I disagree a bit with "Don’t index columns if the table has little data", mostly because it doesn't matter in those cases. If the table is tiny the index is also very cheap (unless it's something really weird like a tiny table that is written at a very high frequency). And "little data" is just not specific enough for people to make decisions unless they already have a very good intuition on when the query planner would use such an index.
A rather important part that isn't mentioned about multi-column indexes is which kinds of query can use them. That is probably not obvious if you never read about them in detail, but it's really important to know when defining them.
BRIN is generally useful for datasets that have high local correlation. Ordered datasets have that, but it is not unique per se to ordered datasets. The summary type (operator class) you specify when creating the index is what defines which kind of correlation you need:
Minmax (the default for most indexable types in BRIN) needs values of the pages to be closer to eachother than to other ranges (a sorted table has this, but if you'd move the ranges around that would still hold). In the future, this may even be used to support topk-sorts.

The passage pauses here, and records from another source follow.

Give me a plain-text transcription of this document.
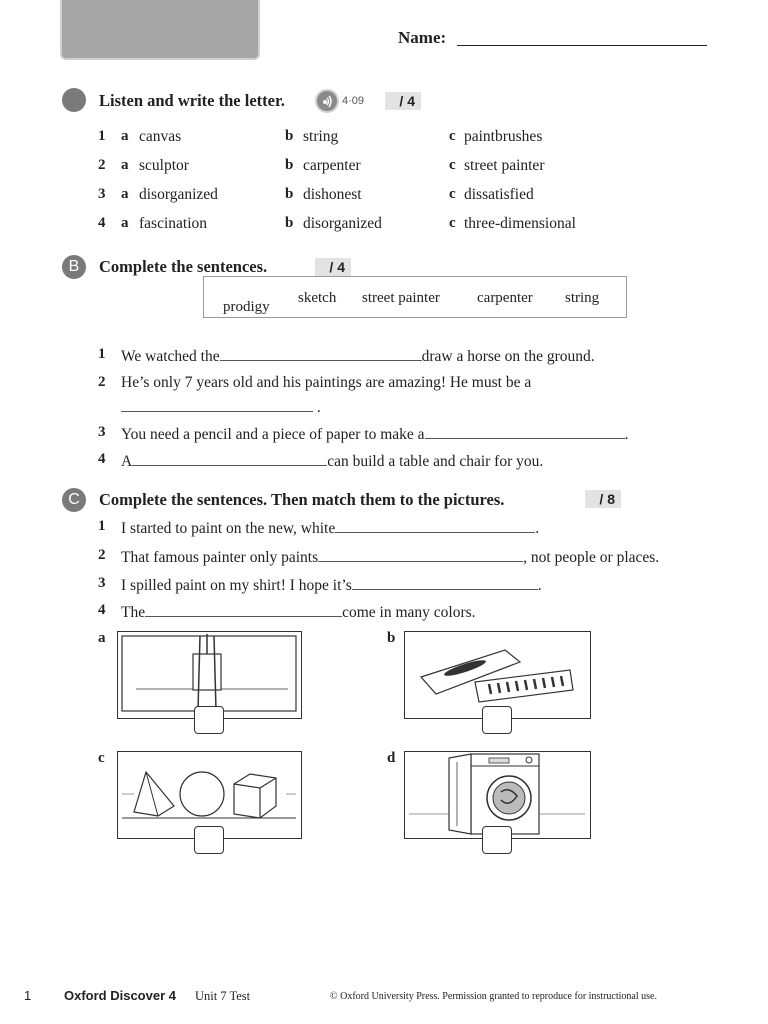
Name:
Listen and write the letter.	4·09	/ 4
1 a canvas	b string	c paintbrushes
2 a sculptor	b carpenter	c street painter
3 a disorganized	b dishonest	c dissatisfied
4 a fascination	b disorganized	c three-dimensional
B	Complete the sentences.	/ 4
prodigy
sketch street painter carpenter string
1 We watched the	draw a horse on the ground.
2 He’s only 7 years old and his paintings are amazing! He must be a
.
3 You need a pencil and a piece of paper to make a	.
4 A	can build a table and chair for you.
C	Complete the sentences. Then match them to the pictures.	/ 8
1 I started to paint on the new, white	.
2 That famous painter only paints	, not people or places.
3 I spilled paint on my shirt! I hope it’s	.
4 The	come in many colors.
a	b
c	d
1	Oxford Discover 4 Unit 7 Test	© Oxford University Press. Permission granted to reproduce for instructional use.
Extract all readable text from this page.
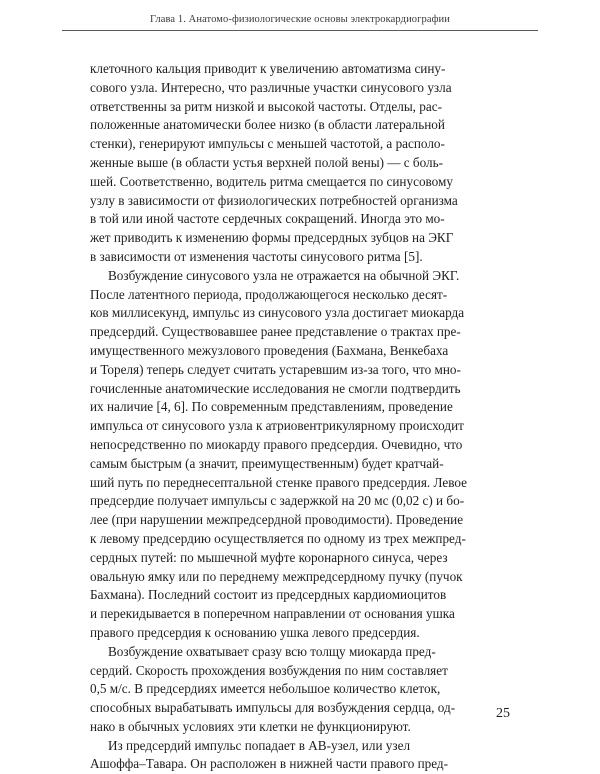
Глава 1. Анатомо-физиологические основы электрокардиографии
клеточного кальция приводит к увеличению автоматизма сину-
сового узла. Интересно, что различные участки синусового узла
ответственны за ритм низкой и высокой частоты. Отделы, рас-
положенные анатомически более низко (в области латеральной
стенки), генерируют импульсы с меньшей частотой, а располо-
женные выше (в области устья верхней полой вены) — с боль-
шей. Соответственно, водитель ритма смещается по синусовому
узлу в зависимости от физиологических потребностей организма
в той или иной частоте сердечных сокращений. Иногда это мо-
жет приводить к изменению формы предсердных зубцов на ЭКГ
в зависимости от изменения частоты синусового ритма [5].
Возбуждение синусового узла не отражается на обычной ЭКГ.
После латентного периода, продолжающегося несколько десят-
ков миллисекунд, импульс из синусового узла достигает миокарда
предсердий. Существовавшее ранее представление о трактах пре-
имущественного межузлового проведения (Бахмана, Венкебаха
и Тореля) теперь следует считать устаревшим из-за того, что мно-
гочисленные анатомические исследования не смогли подтвердить
их наличие [4, 6]. По современным представлениям, проведение
импульса от синусового узла к атриовентрикулярному происходит
непосредственно по миокарду правого предсердия. Очевидно, что
самым быстрым (а значит, преимущественным) будет кратчай-
ший путь по переднесептальной стенке правого предсердия. Левое
предсердие получает импульсы с задержкой на 20 мс (0,02 с) и бо-
лее (при нарушении межпредсердной проводимости). Проведение
к левому предсердию осуществляется по одному из трех межпред-
сердных путей: по мышечной муфте коронарного синуса, через
овальную ямку или по переднему межпредсердному пучку (пучок
Бахмана). Последний состоит из предсердных кардиомиоцитов
и перекидывается в поперечном направлении от основания ушка
правого предсердия к основанию ушка левого предсердия.
Возбуждение охватывает сразу всю толщу миокарда пред-
сердий. Скорость прохождения возбуждения по ним составляет
0,5 м/с. В предсердиях имеется небольшое количество клеток,
способных вырабатывать импульсы для возбуждения сердца, од-
нако в обычных условиях эти клетки не функционируют.
Из предсердий импульс попадает в АВ-узел, или узел
Ашоффа–Тавара. Он расположен в нижней части правого пред-
25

Minmax-multi has similar needs as minmax, but has the ability to absorb some outliers in the ranges without losing precision immediately.
Bloom works well for equality checks and benefits most when only few values of the range of valid values are stored in each page range.
For instance, using the bloom operator class, you can use BRIN to exclude large ranges of the table at a fraction of the cost of scanning those ranges manually: it can quickly find out if the tuples in the table ranges might contain results with both date Y and user X, while only storing a fraction of O(sizeof table) instead of the O(num tuples) usually required for indexes.
I really wish pg had a way to do partial indexes with limits so I could create a partial index that stores, for example, only the most recent version of something (I find this comes up a lot).
Select the ID with the max sync_token. Easiest for Postgres to optimize, assuming you have a primary key of (id, sync_token).
SELECT *
FROM external_api
WHERE id = :my_id
AND sync_token = (SELECT max(sync_token) FROM ext_api WHERE id = :my_id)
Define a view using DISTINCT ON. Convenient for ad-hoc querying. Postgres usually figures out it can use the primary key to avoid a full-table scan. SELECT DISTINCT ON (id) *
FROM external_api
WHERE id = :my_id
AND sync_token = (SELECT max(sync_token) FROM ext_api WHERE id = :my_id)
ORDER BY id, sync_token DESC
For tricky predicates, I use a trigger to track the most recent resource in a separate table. This is a hacky version of incremental view maintenance. [1][1]: https://wiki.postgresql.org/wiki/Incremental_View_Maintenanc...
For a similar sounding problem, I used a view with row_number() over () with a partition() clause sorted descending so that row number 1 was always the most recent within the partition columns and older were 2, 3 etc. I could then query for the row number = 1 to get the most recent row (or 2 for 2nd etc.). For the most recent only, I had a view which had that row number = 1 condition and I used that most frequently to access data.
To get an index, the view could be materialized but then it needs refreshed but my experience was that had more overhead than just using the regular view.
https://www.postgresql.org/docs/current/ddl-partitioning.htm...
Inherently cost prohibitive. Maintaining the index after a delete is O(n) operation.
If you would like to take on some of that burden yourself, you can make a `lastest` bool flag and make a partial index on that.
Due to this we sometimes have to add multiple indexes with different permutations of the same columns.
Two really nice nuggets: how to detect unused and bloated indices.